Нанна: Конечно! Это очень хорошо, когда есть учительница, которая может показать неопытной женщине, как ей следует себя вести, если мужчина в порыве страсти захочет оседлать ее на комоде, на лестнице, на стуле или даже на площади. Для того чтобы научить всему этому прекрасных монахинь, требуется столько же терпения, сколько нужно для того, чтобы приручить собаку, или попугая, или скворца, или галку. Научить руку держать кий проще, чем научить ее гладить птичку, которая не хочет вставать на лапки.
Антония: Ты думаешь?
Нанна: Я в этом уверена.
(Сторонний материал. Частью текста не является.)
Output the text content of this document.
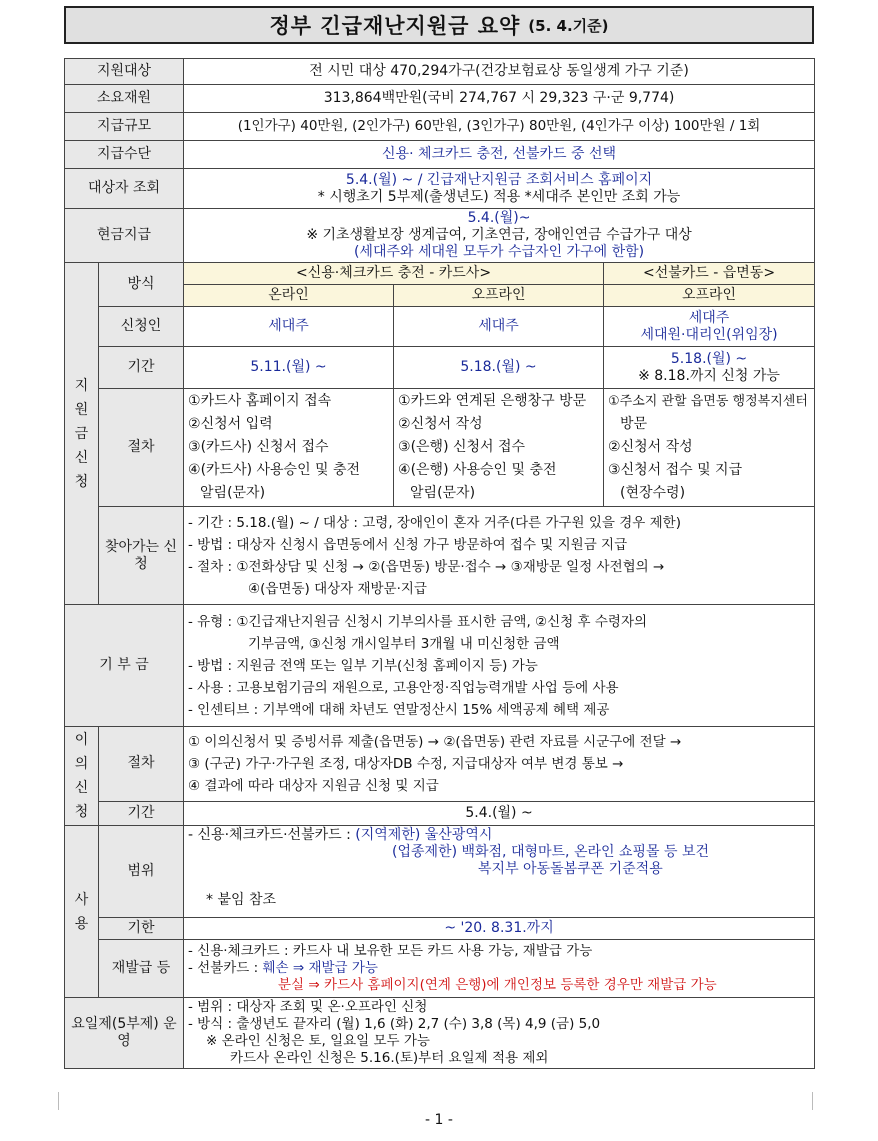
정부 긴급재난지원금 요약 (5. 4.기준)
지원대상		전 시민 대상 470,294가구(건강보험료상 동일생계 가구 기준)		
소요재원		313,864백만원(국비 274,767 시 29,323 구·군 9,774)		
지급규모		(1인가구) 40만원, (2인가구) 60만원, (3인가구) 80만원, (4인가구 이상) 100만원 / 1회		
지급수단		신용· 체크카드 충전, 선불카드 중 선택		
대상자 조회		5.4.(월) ~ / 긴급재난지원금 조회서비스 홈페이지
* 시행초기 5부제(출생년도) 적용 *세대주 본인만 조회 가능		

현금지급		5.4.(월)~
※ 기초생활보장 생계급여, 기초연금, 장애인연금 수급가구 대상
(세대주와 세대원 모두가 수급자인 가구에 한함)		

지원금 신청	방식	<신용·체크카드 충전 - 카드사>		<선불카드 - 읍면동>
		온라인	오프라인	오프라인
	신청인	세대주	세대주	세대주
세대원·대리인(위임장)

	기간	5.11.(월) ~	5.18.(월) ~	5.18.(월) ~
※ 8.18.까지 신청 가능

	절차	①카드사 홈페이지 접속
②신청서 입력
③(카드사) 신청서 접수
④(카드사) 사용승인 및 충전
알림(문자)	①카드와 연계된 은행창구 방문
②신청서 작성
③(은행) 신청서 접수
④(은행) 사용승인 및 충전
알림(문자)	①주소지 관할 읍면동 행정복지센터
방문
②신청서 작성
③신청서 접수 및 지급
(현장수령)

	찾아가는 신청	- 기간 : 5.18.(월) ~ / 대상 : 고령, 장애인이 혼자 거주(다른 가구원 있을 경우 제한)
- 방법 : 대상자 신청시 읍면동에서 신청 가구 방문하여 접수 및 지원금 지급
- 절차 : ①전화상담 및 신청 → ②(읍면동) 방문·접수 → ③재방문 일정 사전협의 →
④(읍면동) 대상자 재방문·지급		

기 부 금		- 유형 : ①긴급재난지원금 신청시 기부의사를 표시한 금액, ②신청 후 수령자의
기부금액, ③신청 개시일부터 3개월 내 미신청한 금액
- 방법 : 지원금 전액 또는 일부 기부(신청 홈페이지 등) 가능
- 사용 : 고용보험기금의 재원으로, 고용안정·직업능력개발 사업 등에 사용
- 인센티브 : 기부액에 대해 차년도 연말정산시 15% 세액공제 혜택 제공		

이의신청	절차	① 이의신청서 및 증빙서류 제출(읍면동) → ②(읍면동) 관련 자료를 시군구에 전달 →
③ (구군) 가구·가구원 조정, 대상자DB 수정, 지급대상자 여부 변경 통보 →
④ 결과에 따라 대상자 지원금 신청 및 지급		

	기간	5.4.(월) ~		
사용	범위	- 신용·체크카드·선불카드 : (지역제한) 울산광역시
(업종제한) 백화점, 대형마트, 온라인 쇼핑몰 등 보건
복지부 아동돌봄쿠폰 기준적용
* 붙임 참조		

	기한	~ '20. 8.31.까지		
	재발급 등	- 신용·체크카드 : 카드사 내 보유한 모든 카드 사용 가능, 재발급 가능
- 선불카드 : 훼손 ⇒ 재발급 가능
분실 ⇒ 카드사 홈페이지(연계 은행)에 개인정보 등록한 경우만 재발급 가능		

요일제(5부제) 운영		- 범위 : 대상자 조회 및 온·오프라인 신청
- 방식 : 출생년도 끝자리 (월) 1,6 (화) 2,7 (수) 3,8 (목) 4,9 (금) 5,0
※ 온라인 신청은 토, 일요일 모두 가능
카드사 온라인 신청은 5.16.(토)부터 요일제 적용 제외		
- 1 -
Ну так вот, когда картины, а также замечания и шутки по их поводу всем надоели, то мгновенно, с тою же быстротой, с какой одолевают дорогу лошади, участвующие в палио{25}, или, лучше сказать, с тою же быстротой, с какой исчезают во время обеда куски мяса с тарелок прислуги или лепешки со стола голодного крестьянина, — вдруг исчезли и монахини, и монахи, и священники, и миряне, а с ними и служки, и послушники, и даже тот, кто принес стеклянные игрушки. Со мной остался только бакалавр. Поняв, что я одна, я, трепеща, молчала. Он же сказал: «Сестра Кристина! (Таким именем нарекли меня после того, как переодели в монашеское платье.) Мне выпала обязанность отвести вас в келью, где, подвергая испытаниям вашу плоть, будет спасаться ваша душа». Я решила поначалу немного поломаться и, насупившись, ничего ему не отвечала. Но когда он взял меня за руку и при этом я чуть не выронила стеклянную сосиску, мне не удалось удержаться от смеха, и он, осмелев, решился меня поцеловать. Ну а так как я родилась от милосердной, а не от каменной матери, я нисколько не противилась и только лукаво поглядывала на него снизу вверх.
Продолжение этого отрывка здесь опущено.